A good B2B copywriter can enhance the reputation of a business, make it more competitive, improve its profits and make its marketing processes more cost-efficient. When you can do all that, you get paid well.
3. Be a systematic and proactive self-marketer
This is where many new writers fall down. Succeeding as a freelance writer is as much about self-promotion as writing ability. An average writer who knows how to find and keep quality clients will make much more money than a brilliant writer who can’t (or won’t) market themselves.
I use several prospecting methods to obtain clients. In my early days, I even tried cold calling, which worked better than I thought it would. I use free online lists to drill down to my target markets: trade show exhibitor lists, ‘fastest-growing companies’ lists, trade publication lists and more.
Once I’ve decided on a likely prospect, I use one of three methods to contact them: a phone call (if they’re local), a snail mail letter or a cold email. I don’t limit my search for writing clients to my own city, state or country – I write for English-speaking clients all over the world.
My snail mail writer pitch (info kit) normally includes a letter of introduction, a printed copy of at least one article that relates to that client’s industry, a brief list of relevant previous clients, a page that lists my fees, some glowing testimonials and perhaps a rundown of the types of writing I can offer them. I invite them to visit my website and ask them to contact me to discuss their writing needs.
I’ve nabbed plenty of high-paying writing clients through cold emailing. My technique is simple. I tell them I’m a freelance copywriter and then let them know I’ve taken the time to learn a bit about their website, blog, business, magazine or whatever. If there’s something they’ve produced or an idea they’ve conveyed that I like, I’ll mention it and tell them why.
Then I jump straight into explaining why I’m writing to them. Sometimes, this will be a simple pitch for work, asking if they have a current or anticipated need for freelance writing support. Often, I like to go further and come up with 2-5 ideas for content I could create for them. If it’s a website, I might suggest a revamped blog. Or if their product descriptions are a bit mundane, I’ll offer to rewrite them. If there’s no FAQs page, I’ll suggest creating one. If their approach to press release writing is all wrong, I’ll explain how I can improve it for them.

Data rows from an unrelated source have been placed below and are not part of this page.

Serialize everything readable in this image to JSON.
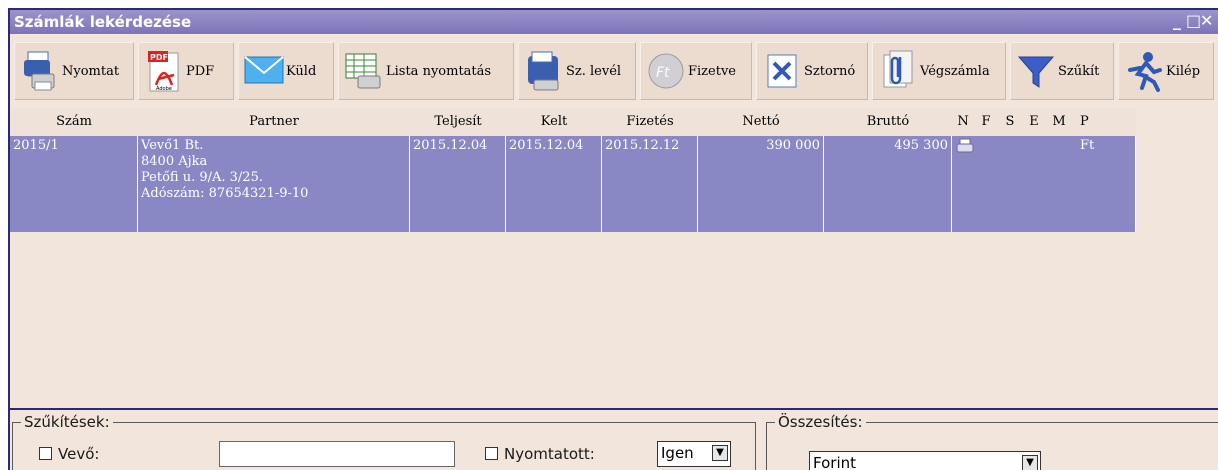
{
  "window": {
    "title": "Számlák lekérdezése",
    "controls": [
      "_",
      "□",
      "✕"
    ]
  },
  "toolbar": [
    {
      "id": "nyomtat",
      "label": "Nyomtat",
      "icon": "printer-document-icon"
    },
    {
      "id": "pdf",
      "label": "PDF",
      "icon": "pdf-icon",
      "icon_text": "PDF",
      "icon_sub": "Adobe"
    },
    {
      "id": "kuld",
      "label": "Küld",
      "icon": "envelope-icon"
    },
    {
      "id": "lista",
      "label": "Lista nyomtatás",
      "icon": "list-print-icon"
    },
    {
      "id": "szlevel",
      "label": "Sz. levél",
      "icon": "letter-print-icon"
    },
    {
      "id": "fizetve",
      "label": "Fizetve",
      "icon": "ft-coin-icon",
      "icon_text": "Ft"
    },
    {
      "id": "sztorno",
      "label": "Sztornó",
      "icon": "cancel-x-icon"
    },
    {
      "id": "vegszamla",
      "label": "Végszámla",
      "icon": "paperclip-icon"
    },
    {
      "id": "szukit",
      "label": "Szűkít",
      "icon": "funnel-icon"
    },
    {
      "id": "kilep",
      "label": "Kilép",
      "icon": "running-man-icon"
    }
  ],
  "table": {
    "columns": [
      "Szám",
      "Partner",
      "Teljesít",
      "Kelt",
      "Fizetés",
      "Nettó",
      "Bruttó",
      "N",
      "F",
      "S",
      "E",
      "M",
      "P"
    ],
    "rows": [
      {
        "szam": "2015/1",
        "partner": [
          "Vevő1 Bt.",
          "8400 Ajka",
          "Petőfi u. 9/A. 3/25.",
          "Adószám: 87654321-9-10"
        ],
        "teljesit": "2015.12.04",
        "kelt": "2015.12.04",
        "fizetes": "2015.12.12",
        "netto": "390 000",
        "brutto": "495 300",
        "n_icon": "printer-icon",
        "p": "Ft"
      }
    ]
  },
  "filters": {
    "legend": "Szűkítések:",
    "vevo_label": "Vevő:",
    "vevo_value": "",
    "nyomtatott_label": "Nyomtatott:",
    "nyomtatott_value": "Igen"
  },
  "summary": {
    "legend": "Összesítés:",
    "currency_value": "Forint"
  }
}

Next, I hit them with my credentials. I like to envision the email recipient sitting in their office asking themselves “Yes, but why should I hire you?” Then I work on providing a convincing answer to that question. If I have a previous article or writing sample that might help sway them, I’ll include a link.
I finish off with something like “Let me know if these ideas are of interest to you. If you would like to discuss your writing needs, I look forward to your reply.”
I always make sure my name, email address and a link to my writer website (including fees and portfolio) are at the bottom of the email. Then I proofread the whole email twice, send it off into cyberspace and cross my fingers.
The key with cold emails is to present your services as highly valuable (you’re providing them with an opportunity, not begging for work). Make these emails more than just a brief letter of introduction – give them some thoughtful ideas and a sense of your skill set, too.
Getting the client to hire you is just the beginning, of course – then you have to do amazing work for them so they’ll give you a great referral and want to use you in the future.
I’ve just had my most lucrative twelve months ever as a freelancer while only working two-thirds of the year. The rest of the time I played digital nomad in Cordoba, Argentina, drive all over Tasmania, enjoyed summer in Spain, Portugal and Italy, tracked tapirs in the Amazon and snorkelled with manta rays on the Great Barrier Reef.
For me, freelance copywriting is an ideal ‘means-to-an-end’ profession. It has certainly changed my life – I only wish I’d started earlier!